50 Book Challenge #39: Never Let Me Go

Kazuo Ishiguro's latest novel is much like Remains of the Day in that it murmurs gently along the currents of the narrator's memory and only gradually introduces the ugliness of the wider world. Ishiguro's greatest strengths are his smooth writing style and grasp of psychological truth, although I wonder now if any of his other works avoid a focus on bittersweet recollection and miscarried love.

This is not a book that revolves around plot, and although the revelation of the students' true nature comes relatively late in the book it lacks the capacity to shock; like the students themselves, we have been gradually prepared. The characterizations are strong but understated, and it's a testament to Ishiguro's skill that our pity and understanding of the characters overcomes any frustration that might otherwise naturally rise to the surface due to their flat incuriousness or irritating personalities.

It's almost a convention of the genre that clones must rebel against their fates and their oppression by the larger society, but Ishiguro's "donors" do not. Unlike Atwood's recent foray into SF/speculative fiction, this book uses futuristic themes to burrow deeply in search of personal and psychological truths. Whereas Oryx & Crake seemed content to pile hackneyed speculations atop one another with no sense that the ideas themselves were old hat, Never Let Me Go uses a single idea (the humanity of clones) as the basis for an ultimately psychological, not sociological, narrative.

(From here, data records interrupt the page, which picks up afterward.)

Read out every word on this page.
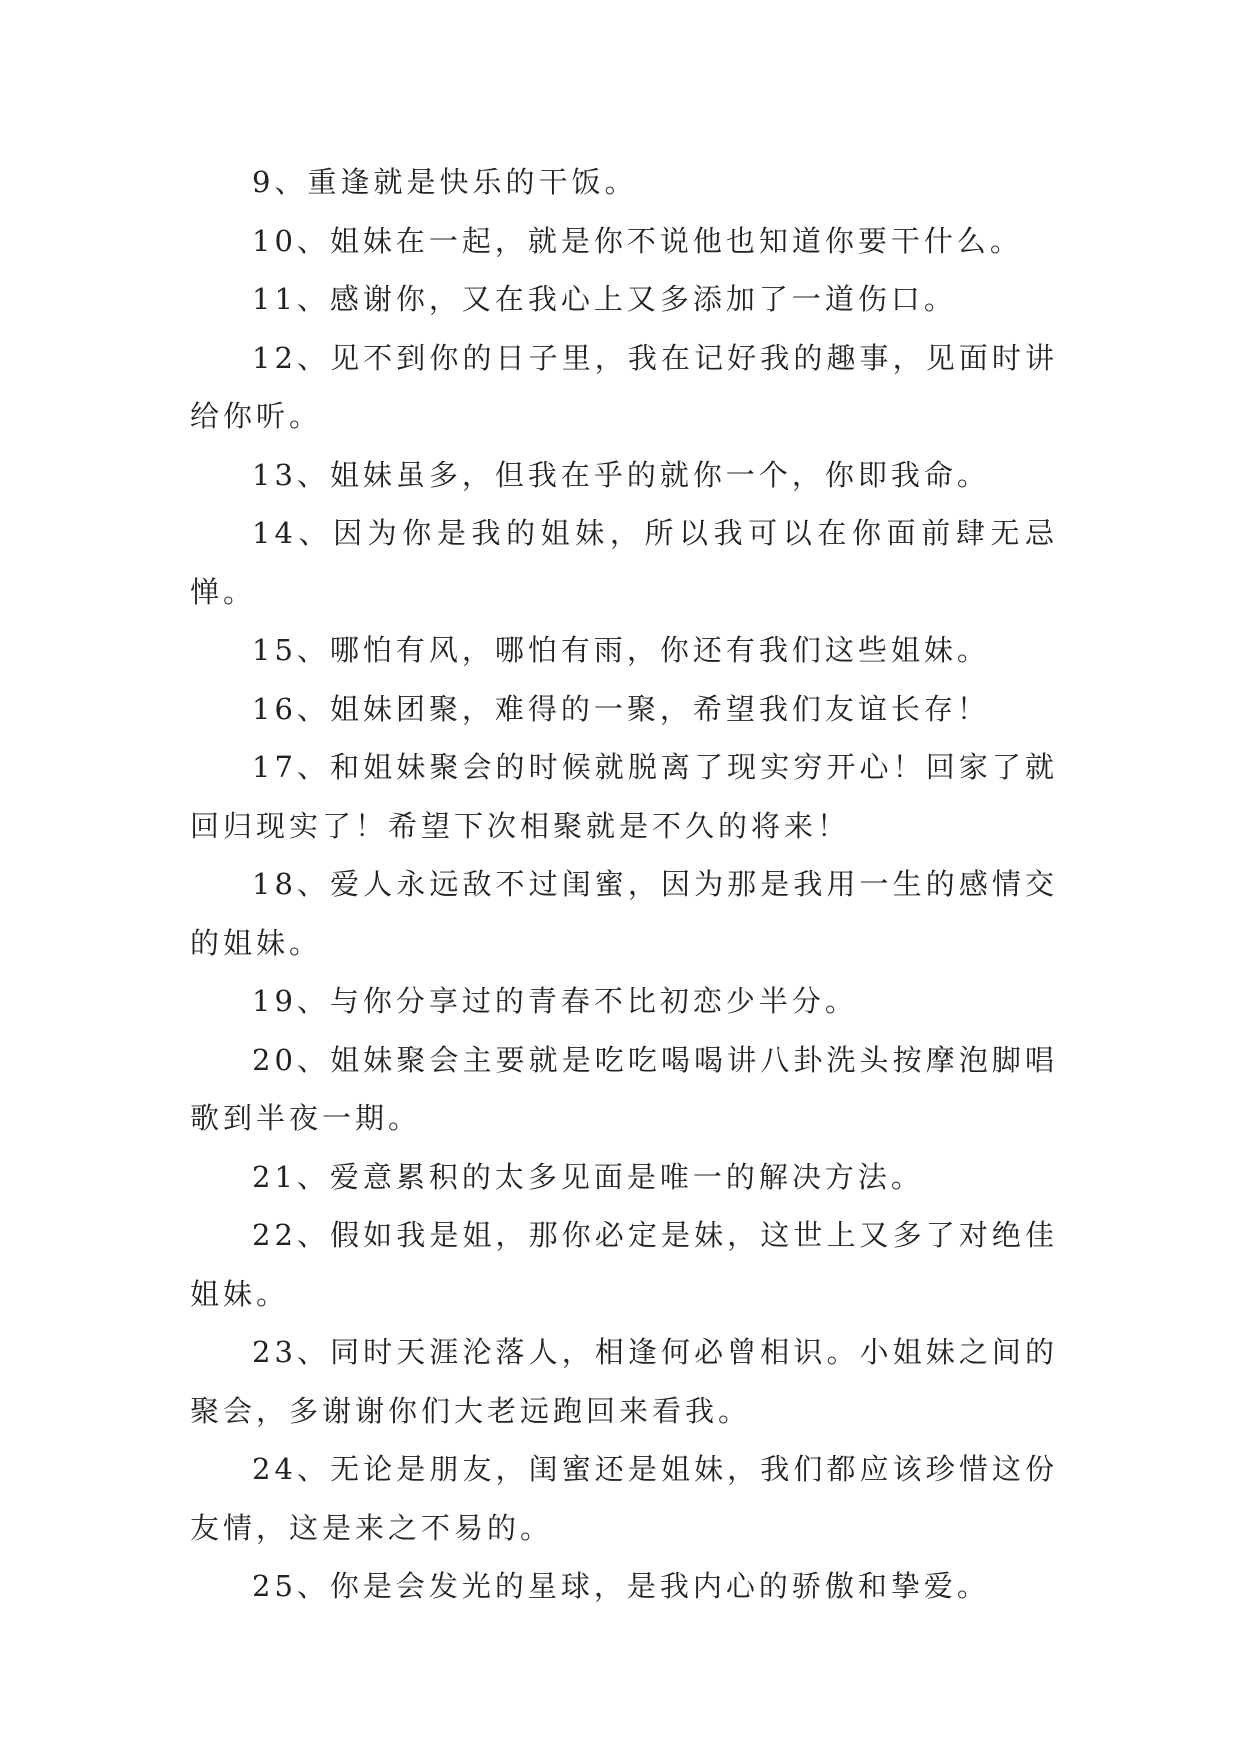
9、重逢就是快乐的干饭。

10、姐妹在一起，就是你不说他也知道你要干什么。

11、感谢你，又在我心上又多添加了一道伤口。

12、见不到你的日子里，我在记好我的趣事，见面时讲给你听。

13、姐妹虽多，但我在乎的就你一个，你即我命。

14、因为你是我的姐妹，所以我可以在你面前肆无忌惮。

15、哪怕有风，哪怕有雨，你还有我们这些姐妹。

16、姐妹团聚，难得的一聚，希望我们友谊长存！

17、和姐妹聚会的时候就脱离了现实穷开心！回家了就回归现实了！希望下次相聚就是不久的将来！

18、爱人永远敌不过闺蜜，因为那是我用一生的感情交的姐妹。

19、与你分享过的青春不比初恋少半分。

20、姐妹聚会主要就是吃吃喝喝讲八卦洗头按摩泡脚唱歌到半夜一期。

21、爱意累积的太多见面是唯一的解决方法。

22、假如我是姐，那你必定是妹，这世上又多了对绝佳姐妹。

23、同时天涯沦落人，相逢何必曾相识。小姐妹之间的聚会，多谢谢你们大老远跑回来看我。

24、无论是朋友，闺蜜还是姐妹，我们都应该珍惜这份友情，这是来之不易的。

25、你是会发光的星球，是我内心的骄傲和挚爱。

This comparison brings me to the question of how to assess genre fiction which thinks it's not genre fiction (or, more accurately, which its author thinks is not genre fiction). Recently Terry Pratchett criticized J.K. Rowling for her assertion that she didn't know she was writing fantasy. Atwood's latest was called SF by some, but the author herself did not embrace the label.

For a dedicated fan of the science fiction and fantasy genres, it seems obvious that Rowling and Atwood were producing fantasy and SF and that their works can and should be compared to other genre works (although we can also compare them to other types of books; it's relevant to assess Atwood's writing relative to other literary fiction because that's the closest point of comparison in terms of prose style). It simply doesn't follow that "to claim an author's work for your genre, you've got to at least credit the author with knowing basic genre conventions." An author may unintentionally produce a genre work, but unless they've been raised by wolves their inadvertent generation of a pastiche of genre cliches is probably a function of their subconscious absorption of genre themes from the broader culture, or at minimum some form of parallel evolution in which the same end product independently arises from similar source material. The former cannot be called true creativity, and the latter lacks originality and must rely on other strengths as compensation lest it be a vague shadow of an older work. Elegant writing and finely drawn characterization can salvage what would otherwise be an unoriginal genre book and make it an outstanding piece of literary fiction. And Rowling, for example, is not a great writer, technically or stylistically; she lacks creativity and, apparently, sufficiently broad familiarity with children's fiction to even recognize the origins of her own works, but she is saved from obscurity by her surpassing skill with plot and pacing.

All this is just to say that Ishiguro has succeeded in using an old idea as the foundation for a well-written and perceptive book, and that even if it is not good SF (there's not enough speculative content to put it firmly in the SF category anyway), it is a fine novel.